X_train, X_test, y_train, y_test = train_test_split(X, y, test_size = 0.2, random_state = 42)

Step 3: Initialization and training of the model

In [10]:
from sklearn.svm import SVC

model = SVC(kernel = "linear", random_state = 42)
model.fit(X_train, y_train)
Out[10]:
SVC(kernel='linear', random_state=42)
In a Jupyter environment, please rerun this cell to show the HTML representation or trust the notebook.
On GitHub, the HTML representation is unable to render, please try loading this page with nbviewer.org.

Step 4: Model prediction

Once the model has been trained, it can be used to predict with the test data set.

In [11]:
y_pred = model.predict(X_test)
y_pred
Out[11]:
array([0, 0, 0, ..., 0, 0, 0])

With raw data, it is very difficult to know whether the model is getting it right or not. To do this, we must compare it with reality. There are many metrics to measure the effectiveness of a model in predicting, including accuracy, which is the fraction of predictions that the model makes correctly.

In [12]:
from sklearn.metrics import accuracy_score

accuracy_score(y_test, y_pred)
Out[12]:
0.9748062015503876

Step 5: Saving the model

Once we have the model we were looking for (presumably after hyperparameter optimization), to be able to use it in the future it is necessary to store it in our directory, together with the seed.

In [13]:
from pickle import dump

dump(model, open("svm_classifier_linear_42.sav", "wb"))

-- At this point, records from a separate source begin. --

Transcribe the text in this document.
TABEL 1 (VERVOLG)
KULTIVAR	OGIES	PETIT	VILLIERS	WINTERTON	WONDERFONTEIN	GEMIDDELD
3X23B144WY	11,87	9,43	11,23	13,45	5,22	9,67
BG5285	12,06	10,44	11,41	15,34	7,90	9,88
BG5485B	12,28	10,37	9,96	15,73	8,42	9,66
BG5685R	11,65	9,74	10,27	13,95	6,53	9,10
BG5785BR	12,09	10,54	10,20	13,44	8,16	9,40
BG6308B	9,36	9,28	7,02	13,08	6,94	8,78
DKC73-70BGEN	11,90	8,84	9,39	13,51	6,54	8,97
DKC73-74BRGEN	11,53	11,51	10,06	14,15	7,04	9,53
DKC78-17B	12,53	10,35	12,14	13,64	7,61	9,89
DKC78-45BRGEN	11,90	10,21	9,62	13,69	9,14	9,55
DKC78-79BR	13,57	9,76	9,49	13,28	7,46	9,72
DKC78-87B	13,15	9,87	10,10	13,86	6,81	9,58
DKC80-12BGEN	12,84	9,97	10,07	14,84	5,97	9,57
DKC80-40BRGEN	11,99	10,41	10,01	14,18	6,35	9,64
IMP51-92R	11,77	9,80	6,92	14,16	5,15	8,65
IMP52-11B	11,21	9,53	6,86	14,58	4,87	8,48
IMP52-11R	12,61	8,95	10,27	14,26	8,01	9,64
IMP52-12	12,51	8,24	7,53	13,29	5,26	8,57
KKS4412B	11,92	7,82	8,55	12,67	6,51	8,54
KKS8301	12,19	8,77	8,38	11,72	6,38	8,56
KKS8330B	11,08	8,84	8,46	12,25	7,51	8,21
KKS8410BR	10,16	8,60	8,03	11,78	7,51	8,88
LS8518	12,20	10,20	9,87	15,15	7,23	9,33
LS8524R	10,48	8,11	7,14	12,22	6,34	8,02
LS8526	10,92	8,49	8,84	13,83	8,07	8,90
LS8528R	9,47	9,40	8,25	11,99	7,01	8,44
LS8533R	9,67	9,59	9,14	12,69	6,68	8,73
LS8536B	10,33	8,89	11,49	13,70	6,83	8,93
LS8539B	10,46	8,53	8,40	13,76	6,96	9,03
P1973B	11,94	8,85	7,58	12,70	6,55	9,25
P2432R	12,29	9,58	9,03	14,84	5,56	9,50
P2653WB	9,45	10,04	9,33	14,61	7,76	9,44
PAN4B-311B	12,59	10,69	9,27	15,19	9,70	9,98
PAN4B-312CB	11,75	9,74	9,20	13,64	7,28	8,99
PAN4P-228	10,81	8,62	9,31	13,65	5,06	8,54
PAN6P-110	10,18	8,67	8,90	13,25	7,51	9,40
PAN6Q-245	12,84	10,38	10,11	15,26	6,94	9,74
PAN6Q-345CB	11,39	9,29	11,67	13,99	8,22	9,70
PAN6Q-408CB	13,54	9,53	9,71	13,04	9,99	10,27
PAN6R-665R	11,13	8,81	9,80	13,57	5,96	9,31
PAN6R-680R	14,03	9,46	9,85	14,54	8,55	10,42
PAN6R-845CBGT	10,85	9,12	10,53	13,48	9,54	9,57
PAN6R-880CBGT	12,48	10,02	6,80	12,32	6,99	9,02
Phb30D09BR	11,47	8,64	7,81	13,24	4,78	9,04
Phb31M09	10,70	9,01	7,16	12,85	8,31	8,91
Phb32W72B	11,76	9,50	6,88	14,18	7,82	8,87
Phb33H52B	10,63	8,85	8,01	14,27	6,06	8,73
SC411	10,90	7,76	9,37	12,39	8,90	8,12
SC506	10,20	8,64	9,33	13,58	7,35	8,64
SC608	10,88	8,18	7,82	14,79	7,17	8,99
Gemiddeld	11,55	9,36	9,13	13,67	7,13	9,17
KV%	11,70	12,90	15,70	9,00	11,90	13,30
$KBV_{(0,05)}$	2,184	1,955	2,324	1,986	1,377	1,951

Adding an explanatory name to the model is vital, since in the case of losing the code that has generated it we will know, on the one hand, what configuration it has (in this case we say linear because the kernel is linear) and also the seed to replicate the random components of the model, which in this case we do by adding a number to the file name, 42.